İsrail Karşıtı Ortak Durum
Geçici Devlet Başkanı eş-Şara’nın, İsrail’in Suriye hükümet güçleri ile Dürzi azınlığa bağlı silahlı gruplar arasındaki çatışmalara müdahale etmesinin ardından, Rusya’ya “Suriye egemenliğine yönelik İsrail’in saldırılarına ve tekrar eden ihlallerine karşı sergilediği güçlü tutumu” nedeniyle teşekkür etmesi, iki ülke arasındaki ortak düşman algısını da güçlendiriyor. Şeybani’nin İsrail’in “iç işlere müdahalesini” eleştirmesi de bu ortak duruşun bir parçası.
Suriye’deki bu son gelişmeler, bölgedeki jeopolitik oyunun ne kadar karmaşık ve değişken olduğunu bir kez daha kanıtlıyor. Rusya, Esad’ı terk etse bile Suriye’deki varlığını ve nüfuzunu kaybetmek istemiyor. Yeni Suriye yönetimi ise, ülkenin yeniden inşası ve istikrarı için Rusya’nın desteğine ihtiyaç duyuyor. Bu durum, “düşmanımın düşmanı dostumdur” mantığının ötesinde, çıkar bazlı, gerçekçi bir siyasetin sahneye çıktığını gösteriyor.
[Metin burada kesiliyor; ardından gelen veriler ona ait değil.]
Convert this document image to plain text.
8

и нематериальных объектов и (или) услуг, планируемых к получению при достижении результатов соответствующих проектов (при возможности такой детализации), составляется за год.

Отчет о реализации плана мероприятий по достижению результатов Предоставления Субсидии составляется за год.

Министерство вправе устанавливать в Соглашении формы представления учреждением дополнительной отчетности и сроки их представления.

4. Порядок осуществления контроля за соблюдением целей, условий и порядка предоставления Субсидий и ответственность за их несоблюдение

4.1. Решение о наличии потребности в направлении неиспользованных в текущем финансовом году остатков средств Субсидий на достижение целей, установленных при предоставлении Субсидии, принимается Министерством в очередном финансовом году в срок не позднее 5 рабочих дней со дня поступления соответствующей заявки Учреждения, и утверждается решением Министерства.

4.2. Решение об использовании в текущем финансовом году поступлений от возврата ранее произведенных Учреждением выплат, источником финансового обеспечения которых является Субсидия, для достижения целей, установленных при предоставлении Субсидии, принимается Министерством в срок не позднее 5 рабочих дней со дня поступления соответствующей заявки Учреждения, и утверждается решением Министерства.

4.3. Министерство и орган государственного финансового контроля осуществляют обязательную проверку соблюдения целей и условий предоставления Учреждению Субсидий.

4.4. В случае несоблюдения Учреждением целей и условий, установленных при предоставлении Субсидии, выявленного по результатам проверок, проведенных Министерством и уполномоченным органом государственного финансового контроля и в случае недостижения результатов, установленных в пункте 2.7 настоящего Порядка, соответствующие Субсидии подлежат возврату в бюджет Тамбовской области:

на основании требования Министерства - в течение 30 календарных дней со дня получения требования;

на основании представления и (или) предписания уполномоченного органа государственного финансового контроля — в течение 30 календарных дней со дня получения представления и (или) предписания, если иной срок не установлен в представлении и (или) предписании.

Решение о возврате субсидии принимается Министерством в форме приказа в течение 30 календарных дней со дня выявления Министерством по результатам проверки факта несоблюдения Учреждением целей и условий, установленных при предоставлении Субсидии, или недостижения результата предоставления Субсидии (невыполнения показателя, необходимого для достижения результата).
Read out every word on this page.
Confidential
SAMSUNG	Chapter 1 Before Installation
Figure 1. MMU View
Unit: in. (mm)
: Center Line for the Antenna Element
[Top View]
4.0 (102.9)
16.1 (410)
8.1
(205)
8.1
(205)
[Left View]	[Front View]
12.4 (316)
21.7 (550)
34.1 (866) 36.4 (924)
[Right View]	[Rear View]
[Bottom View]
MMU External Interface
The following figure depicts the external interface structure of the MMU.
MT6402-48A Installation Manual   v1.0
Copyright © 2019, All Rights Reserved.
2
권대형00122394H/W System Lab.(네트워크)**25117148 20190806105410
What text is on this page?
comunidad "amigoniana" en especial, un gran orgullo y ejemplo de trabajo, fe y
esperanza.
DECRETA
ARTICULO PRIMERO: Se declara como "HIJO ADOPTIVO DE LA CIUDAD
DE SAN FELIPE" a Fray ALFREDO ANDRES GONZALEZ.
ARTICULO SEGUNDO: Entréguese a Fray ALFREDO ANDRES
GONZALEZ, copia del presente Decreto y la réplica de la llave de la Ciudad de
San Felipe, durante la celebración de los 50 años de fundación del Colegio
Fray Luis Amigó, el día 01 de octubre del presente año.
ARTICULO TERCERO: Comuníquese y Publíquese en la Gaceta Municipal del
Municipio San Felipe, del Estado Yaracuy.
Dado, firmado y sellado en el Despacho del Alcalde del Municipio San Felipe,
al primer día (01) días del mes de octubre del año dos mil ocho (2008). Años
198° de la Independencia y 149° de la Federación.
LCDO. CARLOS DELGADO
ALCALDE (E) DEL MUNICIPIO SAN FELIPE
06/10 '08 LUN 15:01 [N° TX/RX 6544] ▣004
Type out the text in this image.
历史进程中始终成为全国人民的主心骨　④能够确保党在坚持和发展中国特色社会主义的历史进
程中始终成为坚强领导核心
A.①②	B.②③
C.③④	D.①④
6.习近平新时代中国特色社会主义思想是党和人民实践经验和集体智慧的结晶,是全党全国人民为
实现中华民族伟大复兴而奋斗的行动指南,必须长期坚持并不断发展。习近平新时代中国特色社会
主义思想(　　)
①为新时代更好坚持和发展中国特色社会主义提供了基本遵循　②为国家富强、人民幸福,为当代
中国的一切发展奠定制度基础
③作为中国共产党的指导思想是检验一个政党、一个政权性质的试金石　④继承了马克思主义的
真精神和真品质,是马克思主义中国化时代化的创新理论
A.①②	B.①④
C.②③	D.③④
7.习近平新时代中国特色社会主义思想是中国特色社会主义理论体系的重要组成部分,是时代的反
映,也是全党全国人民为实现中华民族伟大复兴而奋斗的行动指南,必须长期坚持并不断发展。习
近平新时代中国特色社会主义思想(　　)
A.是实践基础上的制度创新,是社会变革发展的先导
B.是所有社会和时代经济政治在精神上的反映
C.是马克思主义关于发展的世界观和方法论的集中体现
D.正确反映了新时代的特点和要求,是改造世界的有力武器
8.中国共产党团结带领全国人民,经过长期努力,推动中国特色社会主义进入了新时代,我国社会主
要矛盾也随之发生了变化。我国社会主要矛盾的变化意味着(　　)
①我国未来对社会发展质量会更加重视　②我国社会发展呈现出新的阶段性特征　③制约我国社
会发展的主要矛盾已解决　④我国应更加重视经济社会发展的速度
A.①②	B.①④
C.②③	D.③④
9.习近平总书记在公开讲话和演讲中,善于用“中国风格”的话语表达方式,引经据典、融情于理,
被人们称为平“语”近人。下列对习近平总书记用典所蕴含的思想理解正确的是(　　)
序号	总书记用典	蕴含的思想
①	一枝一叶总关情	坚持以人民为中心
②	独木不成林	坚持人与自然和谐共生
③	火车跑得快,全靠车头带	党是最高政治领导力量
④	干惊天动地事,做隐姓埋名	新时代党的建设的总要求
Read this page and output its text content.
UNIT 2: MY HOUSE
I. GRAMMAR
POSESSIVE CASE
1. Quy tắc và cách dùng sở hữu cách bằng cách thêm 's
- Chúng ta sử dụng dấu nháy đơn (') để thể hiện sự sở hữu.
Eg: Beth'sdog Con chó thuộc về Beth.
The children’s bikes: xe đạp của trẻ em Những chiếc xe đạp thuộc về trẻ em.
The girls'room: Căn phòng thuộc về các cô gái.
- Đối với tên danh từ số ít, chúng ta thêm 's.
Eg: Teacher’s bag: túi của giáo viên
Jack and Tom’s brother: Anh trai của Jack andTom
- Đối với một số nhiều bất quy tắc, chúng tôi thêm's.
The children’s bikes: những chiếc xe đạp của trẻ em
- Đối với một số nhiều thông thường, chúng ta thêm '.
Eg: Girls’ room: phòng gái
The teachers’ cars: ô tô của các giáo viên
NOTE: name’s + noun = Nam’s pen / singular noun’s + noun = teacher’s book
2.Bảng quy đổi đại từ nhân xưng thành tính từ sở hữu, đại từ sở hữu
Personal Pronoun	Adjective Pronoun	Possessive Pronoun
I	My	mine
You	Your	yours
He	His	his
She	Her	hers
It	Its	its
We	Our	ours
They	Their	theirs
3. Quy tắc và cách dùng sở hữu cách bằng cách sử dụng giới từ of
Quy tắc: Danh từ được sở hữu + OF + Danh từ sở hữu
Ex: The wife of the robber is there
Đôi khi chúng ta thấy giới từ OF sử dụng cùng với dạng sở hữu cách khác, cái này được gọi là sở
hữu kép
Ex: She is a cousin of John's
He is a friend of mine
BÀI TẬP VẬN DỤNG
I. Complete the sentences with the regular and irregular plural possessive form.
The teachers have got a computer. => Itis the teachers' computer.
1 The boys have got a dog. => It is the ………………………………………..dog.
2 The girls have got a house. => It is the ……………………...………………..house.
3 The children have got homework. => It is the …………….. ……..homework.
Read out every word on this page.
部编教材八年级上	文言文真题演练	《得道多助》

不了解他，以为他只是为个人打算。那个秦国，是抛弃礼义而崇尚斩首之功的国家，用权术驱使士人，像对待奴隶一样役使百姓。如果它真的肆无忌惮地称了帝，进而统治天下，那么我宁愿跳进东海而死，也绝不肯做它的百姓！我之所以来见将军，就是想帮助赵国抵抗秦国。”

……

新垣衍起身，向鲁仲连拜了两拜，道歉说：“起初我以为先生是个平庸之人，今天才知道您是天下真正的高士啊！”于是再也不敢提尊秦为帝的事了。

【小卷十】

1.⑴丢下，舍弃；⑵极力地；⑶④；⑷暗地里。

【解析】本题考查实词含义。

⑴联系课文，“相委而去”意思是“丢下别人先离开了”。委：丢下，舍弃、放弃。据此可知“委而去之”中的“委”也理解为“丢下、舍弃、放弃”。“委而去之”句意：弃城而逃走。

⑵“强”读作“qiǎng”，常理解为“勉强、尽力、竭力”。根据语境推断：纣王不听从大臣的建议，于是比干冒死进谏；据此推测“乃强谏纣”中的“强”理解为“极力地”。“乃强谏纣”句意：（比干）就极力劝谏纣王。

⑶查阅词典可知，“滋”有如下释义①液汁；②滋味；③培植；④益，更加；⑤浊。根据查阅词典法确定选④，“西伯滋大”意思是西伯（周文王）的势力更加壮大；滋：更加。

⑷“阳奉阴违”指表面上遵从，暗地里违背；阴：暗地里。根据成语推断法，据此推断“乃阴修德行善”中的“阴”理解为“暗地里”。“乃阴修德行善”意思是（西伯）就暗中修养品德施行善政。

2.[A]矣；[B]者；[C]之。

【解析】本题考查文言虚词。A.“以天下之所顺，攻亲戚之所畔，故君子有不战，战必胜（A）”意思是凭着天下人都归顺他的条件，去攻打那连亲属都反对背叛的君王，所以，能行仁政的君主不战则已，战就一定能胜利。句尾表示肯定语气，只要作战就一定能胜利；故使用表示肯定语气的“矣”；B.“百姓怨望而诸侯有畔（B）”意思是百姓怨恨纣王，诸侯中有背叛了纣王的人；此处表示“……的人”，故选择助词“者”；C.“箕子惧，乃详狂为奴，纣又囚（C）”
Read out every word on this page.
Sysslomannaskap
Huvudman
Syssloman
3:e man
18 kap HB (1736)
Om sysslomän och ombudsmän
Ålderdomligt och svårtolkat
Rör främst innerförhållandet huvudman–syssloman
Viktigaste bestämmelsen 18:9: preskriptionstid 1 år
Bu yeni ittifakın Suriye’nin geleceğini nasıl şekillendireceğini, ülkenin yeniden yapılanma sürecinde ne kadar etkili olacağını ve bölgedeki diğer güçlerin (ABD, Türkiye, İran) bu duruma nasıl tepki vereceğini merakla bekliyoruz. Sizce bu pragmatik yaklaşım, Suriye’ye gerçekten bir istikrar getirebilir mi?